В конце 1858 года мне удалось с кокандским караваном, в качестве кокандского купца, проникнуть в Кашгар, в котором, после знаменитого Марко Поло (1272) и иезуита Гоеса (1603), были только два европейца: немец, офицер ост-индской службы, неизвестный по фамилии, после которого сохранился чрезвычайно любопытный маршрут и записка о его путешествии, и ученый пруссак Адольф Шлагинтвейт. Первый из них был бит в Кашгаре бамбуками так больно, что два дня не мог садиться на лошадь, второму же отсечена голова и поставлена на башню, сооруженную из человеческих голов.

Кашгар принадлежит к числу окружных городов в китайской провинции Нань-Лу (южной линии) и пользуется, можно сказать, со времен Птоломея большою караванною известностью, особенно по своей обширной торговле чаем. Кашгар для Азии имеет такое же значение, как Кяхта для нас, Шанхай и Кантон для других европейцев. Кроме того, город этот славится на Востоке обаятельными прелестями своих «чаукенов» [чаукен (по-уйгурски: чокан, по-киргизски: чокен) - незамужняя женщина, невеста], молодых женщин, на которых каждый приезжий может жениться, нисколько не стесняясь, на известный срок или на время своего пребывания. Кашгар славится также своими музыкантами, танцовщиками и лучшим в мире янысарским хашишом. Благодаря этой славе Кашгар служит местом, куда стекаются азиатские купцы со всех концов своего материка. Здесь можно видеть тибетца с персиянином, индуса с волжским татарином, афганов, армян, жидов, цыган (мультани и лулу) и одного нашего соотечественника, беглого сибирского казака.

В последнее время город этот начал приобретать известность совсем другого рода.
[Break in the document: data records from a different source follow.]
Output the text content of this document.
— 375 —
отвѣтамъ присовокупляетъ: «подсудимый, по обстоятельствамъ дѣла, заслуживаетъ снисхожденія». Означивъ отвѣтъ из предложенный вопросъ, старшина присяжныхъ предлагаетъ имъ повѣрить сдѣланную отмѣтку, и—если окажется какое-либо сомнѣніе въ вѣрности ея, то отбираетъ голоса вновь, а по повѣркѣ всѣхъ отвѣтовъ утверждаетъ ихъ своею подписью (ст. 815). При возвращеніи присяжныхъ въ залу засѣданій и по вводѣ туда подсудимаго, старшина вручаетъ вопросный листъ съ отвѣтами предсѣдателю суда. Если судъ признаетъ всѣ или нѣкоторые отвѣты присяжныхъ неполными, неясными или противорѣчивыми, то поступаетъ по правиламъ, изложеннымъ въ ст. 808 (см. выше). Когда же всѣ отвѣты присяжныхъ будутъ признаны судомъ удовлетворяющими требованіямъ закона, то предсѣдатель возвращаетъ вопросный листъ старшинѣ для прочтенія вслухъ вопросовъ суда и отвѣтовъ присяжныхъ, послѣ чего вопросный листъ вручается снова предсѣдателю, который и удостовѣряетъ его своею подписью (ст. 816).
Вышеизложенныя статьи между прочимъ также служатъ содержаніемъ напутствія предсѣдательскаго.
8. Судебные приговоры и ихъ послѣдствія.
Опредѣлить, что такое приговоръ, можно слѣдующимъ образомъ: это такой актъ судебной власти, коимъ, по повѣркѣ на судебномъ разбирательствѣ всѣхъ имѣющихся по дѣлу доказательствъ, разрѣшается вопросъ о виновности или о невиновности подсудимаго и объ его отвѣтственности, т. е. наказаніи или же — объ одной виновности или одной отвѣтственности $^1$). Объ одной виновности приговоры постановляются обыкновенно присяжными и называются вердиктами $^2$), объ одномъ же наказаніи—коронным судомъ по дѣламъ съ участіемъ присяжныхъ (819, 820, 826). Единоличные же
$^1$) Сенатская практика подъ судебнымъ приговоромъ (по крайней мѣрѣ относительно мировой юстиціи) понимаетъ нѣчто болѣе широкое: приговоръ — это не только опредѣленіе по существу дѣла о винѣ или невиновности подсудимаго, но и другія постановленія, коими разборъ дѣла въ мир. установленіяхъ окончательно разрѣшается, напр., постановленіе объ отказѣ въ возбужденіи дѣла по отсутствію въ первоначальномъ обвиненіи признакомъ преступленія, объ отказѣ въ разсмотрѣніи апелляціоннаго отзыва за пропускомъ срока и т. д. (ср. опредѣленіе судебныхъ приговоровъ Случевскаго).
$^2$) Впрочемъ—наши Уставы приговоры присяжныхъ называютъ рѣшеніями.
В нем появились башни из человеческих голов, начали резать людей так же обыденно, как режут кур.

«Трудно, - говорит народная песня, - содержать в кашгарском городе лошадь, потому что связка сена стоит 12 пулов, но еще труднее сохранить голову, потому что вай! вай!» Это несколько странное окончание песни выражает то запуганное состояние, в каком находится здешний народ. Ходжи, потомки прежних кашгарских владельцев, в пользу которых происходили в последнее время несколько кровавых восстаний в Кашгаре, не столько режут китайцев, сколько своих клиентов кашгарцев, одного за то, например, что он служил чиновником при китайском правительстве, другого за то, что зевнул, третьего за то, что он черногорец. Китайцы, после изгнания ходжи, в чем они до сих пор успевали, несмотря на свою военную немощь, первым делом грабят город, топчут хлебные поля своими казенными табунами, хватают женщин, ломают мечети и гробницы, а потом принимаются за экзекуцию и тянут ее с церемониальною, ужасною медлительностью.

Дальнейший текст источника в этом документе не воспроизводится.